I was also thinking of something else, something I couldn’t name. For the past several years, when I’d substitute-taught kindergarten classes, I sometimes found myself reaching out to touch the cheek of a little kid when he or she came to my desk. I couldn’t help it. I was overwhelmed with how impossibly soft their cheeks were. It filled me with a kind of deep sweet longing, a secret hope that someday I’d have my own child with soft cheeks to stroke. And at those same desks I’d sometimes seen photos of the young teachers whose class I was taking, photos of her with her husband and baby, all of them beaming at the Sears photographer in front of the mottled background. The husbands didn’t look terribly interesting or handsome, probably watched a lot of TV sports, but still. Still. They were smiling radiantly and holding a baby with soft cheeks. I wanted to be in one of those pictures one day.
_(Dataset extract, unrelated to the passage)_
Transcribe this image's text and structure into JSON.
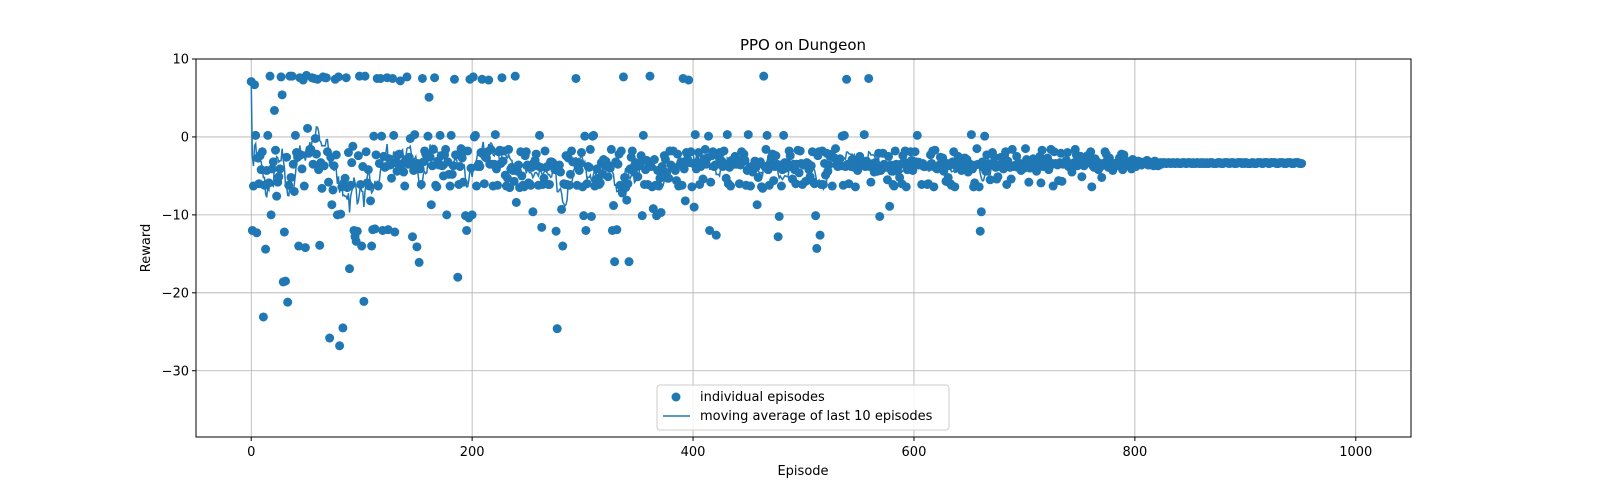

And now that dream was slipping away from me. The man I wanted to spend my life with was saying he wasn’t interested in having kids. The only reason I didn’t break up with Rob the next week was because he said he was open to my talking him into the idea.
So for the next couple of months, that’s what I did. I talked him into the idea of me, him, and a baby. I’m not even sure what I said exactly since it was true that I was ignorant of every aspect of the realities of having a child. I wasn’t an aunt and all my girlfriends were, so far, childless. My only girlfriend who had kids had moved to Atlanta. I remember telling Rob that I’d have to know his decision soon, one way or the other. If he wasn’t interested in having kids I’d have to find someone who was. Time was running out for me. He told me he needed another week to think about it, then went on a solo canoe trip to Algonquin Park. When he came back he suggested we go for a walk. We went to the same park where he’d let the dog chase the squirrel. My heart was ricocheting callous
ly around my ribcage as we walked beside the river under a grove of tall maples. I was expecting the worst.
Finally, he said, a little nervously, “So … I’ve decided.”
“And?” I took a deep breath. “No, wait!” I inhaled deeply, imagining floating down the river in a rowboat by myself. Maybe I could adopt a child from another country, spend my life travelling in far-off Eastern lands with that child. Everything would be fine. Oh, God. This was hell. “Okay, you can tell me now.”
He cleared his throat. “I want to go ahead. To do it all. Get married, have a kid. I want that. I do.”
The trees around us began to blur in my vision. I stared at Rob for a long time. The moment shook me in its unexpectedness, like a shooting star searing by from another galaxy.
“Really? You do?” I jumped up in the air, high. He laughed and we hugged each other. I was going to be in one of those Sears photographs. One day, we were going to have a baby.
And now, three years later, that baby felt like a burning bowling ball ripping through my intestines. The labour wasn’t going well. In fact, nothing about this birth was going as I’d imagined. I’d imagined that having a baby would come close to what my touchy-feely baby books had promised: a natural birth in which labour pains could be blissful. What a crock.
I kept thinking, hasn’t evolution had time to work on this? Must women really endure this much pain after all these millennia? Evolution wasn’t keeping up. And you’d think anyone who’d been through this once would surely never do it again. Not only that, they’d tell their cave women friends never to do it. As soon as our species began communicating verbally you’d think that would have been the end of it. Even nonverbal communication could have conveyed the idea simply enough. A simple finger swiping across the neck to indicate BIRTH = BAD IDEA. Don’t even think about it!